Durch ihre ersten Rollen wurde Jasna Fritzi Bauer oft in die Schublade der aufmüpfigen Teenagerin gesteckt. Und das völlig zu Unrecht. Denn sie kann so viel mehr, wie sie jüngst auch wieder als Bremer „Tatort“-Kommissarin Liv Moormann in der Folge „Liebeswut“ (Sonntag, 29. Mai, 20.15 Uhr im Ersten) zeigt. Inzwischen beweist die 33-Jährige, dass sie von ruhig bis impulsiv ein breites Spektrum spielen kann. Doch ihr Talent ist noch so viel größer: Auftritte vor 1200 Gästen im Wiener Burgtheater oder als Seestern vor zahlreichem Publikum bei „The Masked Singer“ absolvierte sie mit Bravour.
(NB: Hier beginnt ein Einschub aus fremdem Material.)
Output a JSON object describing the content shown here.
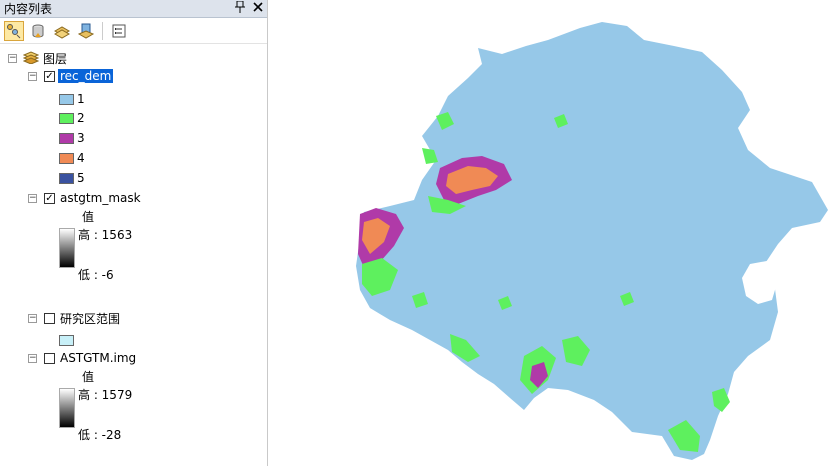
{
  "toc": {
    "title": "内容列表",
    "pin": "📌",
    "close": "✕",
    "group_label": "图层",
    "layers": [
      {
        "name": "rec_dem",
        "checked": true,
        "classes": [
          {
            "label": "1",
            "color": "#96c8e8"
          },
          {
            "label": "2",
            "color": "#5ef05e"
          },
          {
            "label": "3",
            "color": "#b03aa8"
          },
          {
            "label": "4",
            "color": "#f08a55"
          },
          {
            "label": "5",
            "color": "#3a52a0"
          }
        ]
      },
      {
        "name": "astgtm_mask",
        "checked": true,
        "value_title": "值",
        "high": "高 : 1563",
        "low": "低 : -6"
      },
      {
        "name": "研究区范围",
        "checked": false,
        "fill": "#c8f0f8"
      },
      {
        "name": "ASTGTM.img",
        "checked": false,
        "value_title": "值",
        "high": "高 : 1579",
        "low": "低 : -28"
      }
    ]
  },
  "colors": {
    "base": "#96c8e8",
    "c2": "#5ef05e",
    "c3": "#b03aa8",
    "c4": "#f08a55",
    "selection": "#0a64d8"
  },
  "icons": [
    "list-by-drawing-order-icon",
    "list-by-source-icon",
    "list-by-visibility-icon",
    "list-by-selection-icon",
    "options-icon"
  ]
}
Im Interview mit der GOLDENEN KAMERA gibt sich Jasna Fritzi Bauer fröhlich und offen. Sie versteht es, brisanter Fragen geschickt auszuweichen und trotzdem nahbar zu bleiben. Ein Profi eben, schließlich arbeitet sie ja selber quasi als Journalistin. In ihrem gemeinsamen Podcast „Under Dry“ interviewen sich Jasna Fritzi Bauer, Anna Maria Mühe und Cristina do Rego gegenseitig zu ihrem Beruf.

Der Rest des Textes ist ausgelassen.